As campaigners issued statements and found ways to support the day despite the restrictions from worldwide lockdowns, the Earth Day Network launched what Friends World Committee for Consultation (FWCC) described as ‘an ambitious set of goals to shape the future of twenty-first century environmentalism’.
There was also an online event called ‘Earth Day Live’ live-streamed across the world. Elsewhere, Eco-Congregation Ireland, of which Quakers are a member, sent out a ‘Climate Blessing’ prayer beginning: ‘Today we hold the Earth.’

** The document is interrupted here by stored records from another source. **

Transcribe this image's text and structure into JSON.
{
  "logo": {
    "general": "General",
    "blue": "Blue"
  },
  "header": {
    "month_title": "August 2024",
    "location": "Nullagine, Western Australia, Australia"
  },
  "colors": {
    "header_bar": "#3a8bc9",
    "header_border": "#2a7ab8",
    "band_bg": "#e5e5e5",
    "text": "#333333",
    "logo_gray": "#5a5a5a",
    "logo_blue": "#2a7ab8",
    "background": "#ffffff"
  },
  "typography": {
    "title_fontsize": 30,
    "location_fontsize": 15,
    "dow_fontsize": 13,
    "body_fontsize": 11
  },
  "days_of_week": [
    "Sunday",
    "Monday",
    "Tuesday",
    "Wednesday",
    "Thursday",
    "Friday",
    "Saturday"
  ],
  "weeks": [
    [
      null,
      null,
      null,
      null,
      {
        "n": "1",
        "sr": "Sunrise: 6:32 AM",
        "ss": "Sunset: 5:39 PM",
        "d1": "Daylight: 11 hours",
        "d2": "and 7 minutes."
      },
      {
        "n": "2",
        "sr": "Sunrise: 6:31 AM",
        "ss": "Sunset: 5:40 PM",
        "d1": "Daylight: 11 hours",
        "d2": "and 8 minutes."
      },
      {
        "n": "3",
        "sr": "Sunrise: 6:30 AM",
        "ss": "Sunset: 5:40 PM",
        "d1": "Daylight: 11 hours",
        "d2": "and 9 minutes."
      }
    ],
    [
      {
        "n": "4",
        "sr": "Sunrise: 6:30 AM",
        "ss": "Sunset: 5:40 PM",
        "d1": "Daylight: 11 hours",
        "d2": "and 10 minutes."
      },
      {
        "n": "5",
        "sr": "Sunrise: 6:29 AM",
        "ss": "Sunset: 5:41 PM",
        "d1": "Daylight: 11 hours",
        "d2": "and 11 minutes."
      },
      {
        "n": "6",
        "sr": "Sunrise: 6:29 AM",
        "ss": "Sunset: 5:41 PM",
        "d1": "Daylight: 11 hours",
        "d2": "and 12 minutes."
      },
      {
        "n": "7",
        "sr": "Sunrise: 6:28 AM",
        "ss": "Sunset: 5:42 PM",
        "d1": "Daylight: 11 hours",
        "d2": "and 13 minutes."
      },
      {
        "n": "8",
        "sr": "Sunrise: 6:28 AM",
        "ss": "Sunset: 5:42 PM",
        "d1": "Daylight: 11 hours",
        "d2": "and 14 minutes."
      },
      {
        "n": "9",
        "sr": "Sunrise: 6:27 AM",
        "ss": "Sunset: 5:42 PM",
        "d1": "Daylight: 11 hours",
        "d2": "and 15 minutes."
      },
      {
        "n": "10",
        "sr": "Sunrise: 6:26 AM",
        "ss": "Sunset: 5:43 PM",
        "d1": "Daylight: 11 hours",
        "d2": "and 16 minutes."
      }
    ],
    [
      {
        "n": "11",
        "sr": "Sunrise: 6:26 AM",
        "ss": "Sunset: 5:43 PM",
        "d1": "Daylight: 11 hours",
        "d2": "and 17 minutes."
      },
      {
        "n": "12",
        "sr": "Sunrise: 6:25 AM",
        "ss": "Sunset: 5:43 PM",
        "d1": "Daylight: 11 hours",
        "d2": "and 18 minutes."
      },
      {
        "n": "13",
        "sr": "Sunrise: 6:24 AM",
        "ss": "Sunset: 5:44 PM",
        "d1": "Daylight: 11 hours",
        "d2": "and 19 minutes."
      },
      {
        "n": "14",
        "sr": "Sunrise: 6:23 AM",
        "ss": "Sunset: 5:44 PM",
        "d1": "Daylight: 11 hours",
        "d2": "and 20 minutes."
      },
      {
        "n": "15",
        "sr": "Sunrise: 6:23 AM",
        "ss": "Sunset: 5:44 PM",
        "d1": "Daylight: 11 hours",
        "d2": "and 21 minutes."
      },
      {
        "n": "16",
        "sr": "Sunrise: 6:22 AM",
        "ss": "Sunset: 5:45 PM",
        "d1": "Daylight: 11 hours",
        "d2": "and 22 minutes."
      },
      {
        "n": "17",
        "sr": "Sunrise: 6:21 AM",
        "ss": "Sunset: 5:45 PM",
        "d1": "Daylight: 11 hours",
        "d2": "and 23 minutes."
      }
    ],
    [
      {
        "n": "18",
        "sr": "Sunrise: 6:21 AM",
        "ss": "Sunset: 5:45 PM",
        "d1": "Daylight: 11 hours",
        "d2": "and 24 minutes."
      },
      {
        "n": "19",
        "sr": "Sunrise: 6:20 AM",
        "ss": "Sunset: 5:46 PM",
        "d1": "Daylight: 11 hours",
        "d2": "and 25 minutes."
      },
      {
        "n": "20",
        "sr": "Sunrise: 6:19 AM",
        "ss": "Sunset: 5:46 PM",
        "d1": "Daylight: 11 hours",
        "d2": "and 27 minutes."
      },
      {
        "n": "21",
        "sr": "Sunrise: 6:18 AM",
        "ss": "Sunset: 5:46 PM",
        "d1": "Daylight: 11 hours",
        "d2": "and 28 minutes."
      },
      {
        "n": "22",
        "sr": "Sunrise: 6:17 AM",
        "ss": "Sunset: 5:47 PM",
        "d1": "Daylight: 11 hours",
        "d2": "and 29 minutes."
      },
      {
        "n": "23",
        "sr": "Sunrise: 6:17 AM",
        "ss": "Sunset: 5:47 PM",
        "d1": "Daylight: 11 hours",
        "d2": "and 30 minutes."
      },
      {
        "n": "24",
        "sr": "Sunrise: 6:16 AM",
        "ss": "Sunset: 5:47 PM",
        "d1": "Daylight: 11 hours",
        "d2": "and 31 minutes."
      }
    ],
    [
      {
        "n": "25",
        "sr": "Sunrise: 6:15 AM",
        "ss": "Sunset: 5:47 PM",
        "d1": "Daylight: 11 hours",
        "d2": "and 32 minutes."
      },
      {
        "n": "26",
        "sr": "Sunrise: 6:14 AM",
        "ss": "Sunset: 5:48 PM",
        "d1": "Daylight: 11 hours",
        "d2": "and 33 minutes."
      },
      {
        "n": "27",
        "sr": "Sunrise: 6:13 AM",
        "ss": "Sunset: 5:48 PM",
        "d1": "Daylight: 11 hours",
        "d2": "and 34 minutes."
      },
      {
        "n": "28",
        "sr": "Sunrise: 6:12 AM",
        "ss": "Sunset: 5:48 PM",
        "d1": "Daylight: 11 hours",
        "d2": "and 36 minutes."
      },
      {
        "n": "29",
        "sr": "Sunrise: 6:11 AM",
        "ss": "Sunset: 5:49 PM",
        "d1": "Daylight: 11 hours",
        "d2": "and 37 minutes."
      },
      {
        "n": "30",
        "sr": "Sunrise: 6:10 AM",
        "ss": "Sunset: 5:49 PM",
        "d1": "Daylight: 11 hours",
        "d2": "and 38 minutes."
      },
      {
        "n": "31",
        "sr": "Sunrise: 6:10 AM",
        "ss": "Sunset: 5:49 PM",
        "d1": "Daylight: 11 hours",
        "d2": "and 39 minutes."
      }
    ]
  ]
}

Meanwhile, a group of interfaith organisations working on climate negotiations that were supposed to take place at the cancelled COP26 in Glasgow, put out a statement that staff at Quaker United Nations Office helped to write. The statement, signed by FWCC, called for ‘ambitious and urgent climate action not to be delayed’. It said the ‘extraordinary amounts of money’ pledged by governments to ‘prevent economic disasters because of this pandemic… must not be used to finance future environmental degradation. We must not return to relaunching fossil fuel subsidies and unhealthy consumption patterns’.
Kathleen Rogers, president of Earth Day Network, said: ‘Amid the recent outbreak, we encourage people to rise up but to do so safely and responsibly – in many cases, that means using our voices to drive action online rather than in person.’